Question

An arc of a circle of radius 6 cm subtends an angle of \( 60^\circ \) at the centre. The area of the sector will be:

• A. \( 2 \pi \, \text{cm}^2 \)
• B. \( 4 \pi \, \text{cm}^2 \)
• C. \( 6 \pi \, \text{cm}^2 \)
• D. \( 8 \pi \, \text{cm}^2 \)

Hint:

The area of a sector is calculated by the formula \( \frac{\theta}{360^\circ} \times \pi r^2 \), where \( \theta \) is the angle subtended and \( r \) is the radius.

Answer 1

The Correct Option is A

The area of a sector is given by the formula: \[ \text{Area of Sector} = \frac{\theta}{360^\circ} \times \pi r^2 \] where \( \theta \) is the angle subtended at the centre and \( r \) is the radius.

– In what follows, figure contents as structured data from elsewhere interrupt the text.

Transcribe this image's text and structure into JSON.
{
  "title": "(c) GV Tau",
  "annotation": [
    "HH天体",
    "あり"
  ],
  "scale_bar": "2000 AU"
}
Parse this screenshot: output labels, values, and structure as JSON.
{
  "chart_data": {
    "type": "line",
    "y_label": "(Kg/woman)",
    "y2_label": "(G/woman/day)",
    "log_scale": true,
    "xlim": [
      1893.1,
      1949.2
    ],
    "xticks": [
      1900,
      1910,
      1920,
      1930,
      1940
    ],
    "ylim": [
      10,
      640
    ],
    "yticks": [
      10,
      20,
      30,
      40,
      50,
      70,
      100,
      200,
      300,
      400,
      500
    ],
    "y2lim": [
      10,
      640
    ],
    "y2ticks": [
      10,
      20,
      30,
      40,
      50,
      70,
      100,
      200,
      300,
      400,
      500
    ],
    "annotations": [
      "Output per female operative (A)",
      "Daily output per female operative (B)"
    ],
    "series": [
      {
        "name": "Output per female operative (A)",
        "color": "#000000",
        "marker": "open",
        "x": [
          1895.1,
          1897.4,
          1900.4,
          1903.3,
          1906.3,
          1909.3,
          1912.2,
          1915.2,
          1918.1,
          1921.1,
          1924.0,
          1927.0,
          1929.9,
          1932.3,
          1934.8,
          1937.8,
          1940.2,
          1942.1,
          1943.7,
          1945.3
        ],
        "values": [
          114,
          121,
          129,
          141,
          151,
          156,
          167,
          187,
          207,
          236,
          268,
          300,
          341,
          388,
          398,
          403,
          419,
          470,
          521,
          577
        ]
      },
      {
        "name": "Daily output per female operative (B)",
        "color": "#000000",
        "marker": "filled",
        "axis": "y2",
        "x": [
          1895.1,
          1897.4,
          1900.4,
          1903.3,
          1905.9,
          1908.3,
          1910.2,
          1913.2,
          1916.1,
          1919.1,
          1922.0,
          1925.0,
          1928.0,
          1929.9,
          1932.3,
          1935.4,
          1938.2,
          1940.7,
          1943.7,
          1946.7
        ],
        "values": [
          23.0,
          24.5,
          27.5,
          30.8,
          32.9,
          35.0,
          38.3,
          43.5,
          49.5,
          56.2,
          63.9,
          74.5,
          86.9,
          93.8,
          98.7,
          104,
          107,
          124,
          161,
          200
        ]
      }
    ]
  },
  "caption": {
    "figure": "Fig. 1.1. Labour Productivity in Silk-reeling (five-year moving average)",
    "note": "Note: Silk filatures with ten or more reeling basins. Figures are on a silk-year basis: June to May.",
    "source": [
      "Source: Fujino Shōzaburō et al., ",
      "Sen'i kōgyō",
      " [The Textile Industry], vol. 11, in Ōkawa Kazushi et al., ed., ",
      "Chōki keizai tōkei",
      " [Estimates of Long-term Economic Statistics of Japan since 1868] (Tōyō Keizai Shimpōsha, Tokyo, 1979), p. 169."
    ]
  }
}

Here, \( \theta = 60^\circ \) and \( r = 6 \) cm. Substituting the values: \[ \text{Area of Sector} = \frac{60^\circ}{360^\circ} \times \pi \times 6^2 = \frac{1}{6} \times \pi \times 36 = 6 \pi \, \text{cm}^2 \] Thus, the area of the sector is \( 6 \pi \, \text{cm}^2 \).